Friday's commute was a bona fide mess, and what began with an overhead power outage on the Muni Metro between Powell and Civic Center stations early in the morning ballooned into a 10+-hour ordeal.

That situation led to a ramping up of pressure from the Board of Supervisors and Mayor London Breed — who were already dismayed from news the previous week about faulty door sensors and train-coupling mechanisms on the new Siemans light-rail trains. The Supes had already decided to withhold $62 million in funding for a new batch of train cars.

The Mayor's Office apparently sent a "scorching letter" to the SFMTA board Monday morning calling for a national search for a new director, as the Chronicle reports. And Reiskin responded with his own letter to colleagues saying, "The employment agreement I have with the SFMTA Board of Directors ends in August, and it’s become clear that this is the right time for a change." (Breed had similarly put pressure on Reiskin last August, following a spate of Muni delays, writing in a letter, "at the bottom line, Muni must be more dependable. Diminished Muni service forces people to make less sustainable trip choices and erodes confidence in City government.")

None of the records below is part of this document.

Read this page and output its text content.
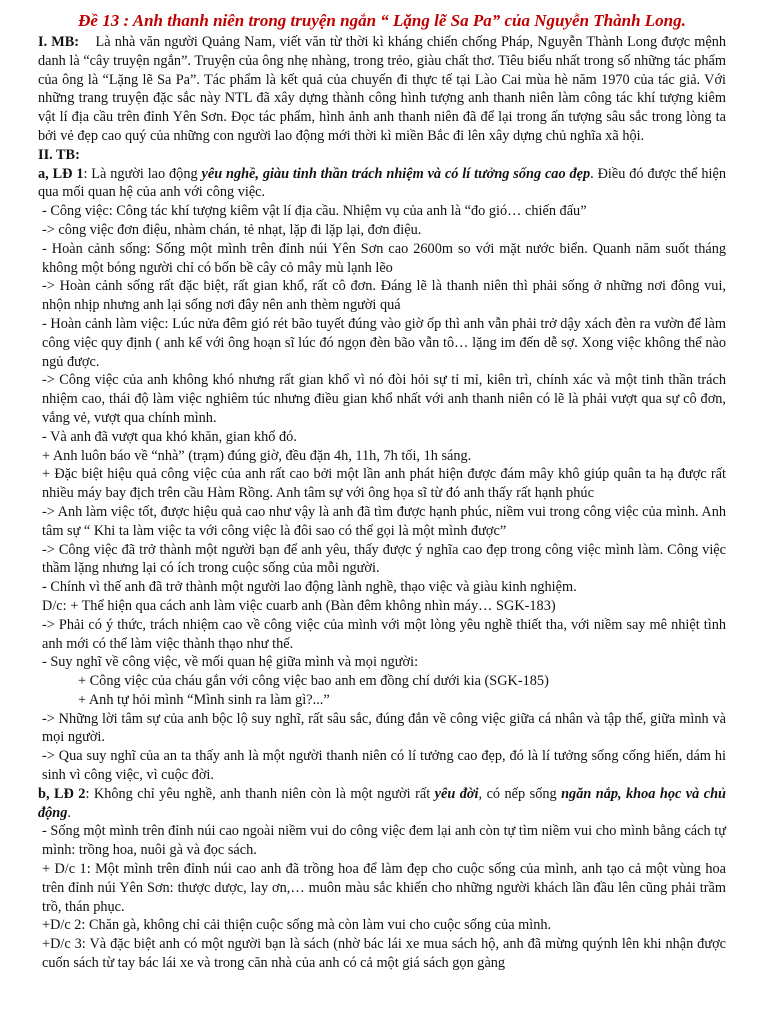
Đề 13 : Anh thanh niên trong truyện ngắn “ Lặng lẽ Sa Pa” của Nguyễn Thành Long.

I. MB: Là nhà văn người Quảng Nam, viết văn từ thời kì kháng chiến chống Pháp, Nguyễn Thành Long được mệnh danh là “cây truyện ngắn”. Truyện của ông nhẹ nhàng, trong trẻo, giàu chất thơ. Tiêu biểu nhất trong số những tác phẩm của ông là “Lặng lẽ Sa Pa”. Tác phẩm là kết quả của chuyến đi thực tế tại Lào Cai mùa hè năm 1970 của tác giả. Với những trang truyện đặc sắc này NTL đã xây dựng thành công hình tượng anh thanh niên làm công tác khí tượng kiêm vật lí địa cầu trên đỉnh Yên Sơn. Đọc tác phẩm, hình ảnh anh thanh niên đã để lại trong ấn tượng sâu sắc trong lòng ta bởi vẻ đẹp cao quý của những con người lao động mới thời kì miền Bắc đi lên xây dựng chủ nghĩa xã hội.

II. TB:

a, LĐ 1: Là người lao động yêu nghề, giàu tinh thần trách nhiệm và có lí tưởng sống cao đẹp. Điều đó được thể hiện qua mối quan hệ của anh với công việc.

- Công việc: Công tác khí tượng kiêm vật lí địa cầu. Nhiệm vụ của anh là “đo gió… chiến đấu”

-> công việc đơn điệu, nhàm chán, tẻ nhạt, lặp đi lặp lại, đơn điệu.

- Hoàn cảnh sống: Sống một mình trên đỉnh núi Yên Sơn cao 2600m so với mặt nước biển. Quanh năm suốt tháng không một bóng người chỉ có bốn bề cây cỏ mây mù lạnh lẽo

-> Hoàn cảnh sống rất đặc biệt, rất gian khổ, rất cô đơn. Đáng lẽ là thanh niên thì phải sống ở những nơi đông vui, nhộn nhịp nhưng anh lại sống nơi đây nên anh thèm người quá

- Hoàn cảnh làm việc: Lúc nửa đêm gió rét bão tuyết đúng vào giờ ốp thì anh vẫn phải trở dậy xách đèn ra vườn để làm công việc quy định ( anh kể với ông hoạn sĩ lúc đó ngọn đèn bão vẫn tô… lặng im đến dễ sợ. Xong việc không thể nào ngủ được.

-> Công việc của anh không khó nhưng rất gian khổ vì nó đòi hỏi sự tỉ mỉ, kiên trì, chính xác và một tinh thần trách nhiệm cao, thái độ làm việc nghiêm túc nhưng điều gian khổ nhất với anh thanh niên có lẽ là phải vượt qua sự cô đơn, vắng vẻ, vượt qua chính mình.

- Và anh đã vượt qua khó khăn, gian khổ đó.

+ Anh luôn báo về “nhà” (trạm) đúng giờ, đều đặn 4h, 11h, 7h tối, 1h sáng.

+ Đặc biệt hiệu quả công việc của anh rất cao bởi một lần anh phát hiện được đám mây khô giúp quân ta hạ được rất nhiều máy bay địch trên cầu Hàm Rồng. Anh tâm sự với ông họa sĩ từ đó anh thấy rất hạnh phúc

-> Anh làm việc tốt, được hiệu quả cao như vậy là anh đã tìm được hạnh phúc, niềm vui trong công việc của mình. Anh tâm sự “ Khi ta làm việc ta với công việc là đôi sao có thể gọi là một mình được”

-> Công việc đã trở thành một người bạn để anh yêu, thấy được ý nghĩa cao đẹp trong công việc mình làm. Công việc thầm lặng nhưng lại có ích trong cuộc sống của mỗi người.

- Chính vì thế anh đã trở thành một người lao động lành nghề, thạo việc và giàu kinh nghiệm.

D/c: + Thể hiện qua cách anh làm việc cuarb anh (Bàn đêm không nhìn máy… SGK-183)

-> Phải có ý thức, trách nhiệm cao về công việc của mình với một lòng yêu nghề thiết tha, với niềm say mê nhiệt tình anh mới có thể làm việc thành thạo như thế.

- Suy nghĩ về công việc, về mối quan hệ giữa mình và mọi người:

+ Công việc của cháu gắn với công việc bao anh em đồng chí dưới kia (SGK-185)

+ Anh tự hỏi mình “Mình sinh ra làm gì?...”

-> Những lời tâm sự của anh bộc lộ suy nghĩ, rất sâu sắc, đúng đắn về công việc giữa cá nhân và tập thể, giữa mình và mọi người.

-> Qua suy nghĩ của an ta thấy anh là một người thanh niên có lí tưởng cao đẹp, đó là lí tưởng sống cống hiến, dám hi sinh vì công việc, vì cuộc đời.

b, LĐ 2: Không chỉ yêu nghề, anh thanh niên còn là một người rất yêu đời, có nếp sống ngăn nắp, khoa học và chủ động.

- Sống một mình trên đỉnh núi cao ngoài niềm vui do công việc đem lại anh còn tự tìm niềm vui cho mình bằng cách tự mình: trồng hoa, nuôi gà và đọc sách.

+ D/c 1: Một mình trên đỉnh núi cao anh đã trồng hoa để làm đẹp cho cuộc sống của mình, anh tạo cả một vùng hoa trên đỉnh núi Yên Sơn: thược dược, lay ơn,… muôn màu sắc khiến cho những người khách lần đầu lên cũng phải trầm trồ, thán phục.

+D/c 2: Chăn gà, không chỉ cải thiện cuộc sống mà còn làm vui cho cuộc sống của mình.

+D/c 3: Và đặc biệt anh có một người bạn là sách (nhờ bác lái xe mua sách hộ, anh đã mừng quýnh lên khi nhận được cuốn sách từ tay bác lái xe và trong căn nhà của anh có cả một giá sách gọn gàng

Reiskin added, "I will continue to give my heart and soul to this job up to my last day."

As KPIX/CBS SF reports, Supervisor Aaron Peskin had given statements over the weekend suggesting that the SFMTA needed an overhaul. "Things happen when you have a complex system, things do break down," Peskin told KPIX. "But it seems that the cascading number of events and the way they’ve handled it with the media and with public officials, has left a lot lacking."

Reiskin has served as Muni's transit chief since 2011, following stints heading up the Department of Public Works and the city's 311 call center. And Muni's persistent problems, particularly in the rush-hour meltdown department, certainly predate Reiskin's tenure.

As the SFMTA wrote in an apologetic blog post titled "What Happened to My Friday Commute?", "The subway is the backbone of Muni’s light rail system... The impact of even a single incident such as this one in the subway causes delays across the entire system." But the agency goes on to say that "49% of subway delays stem from decades of underinvestment in 'state of good repair' projects," suggesting that the issue has been one of funding.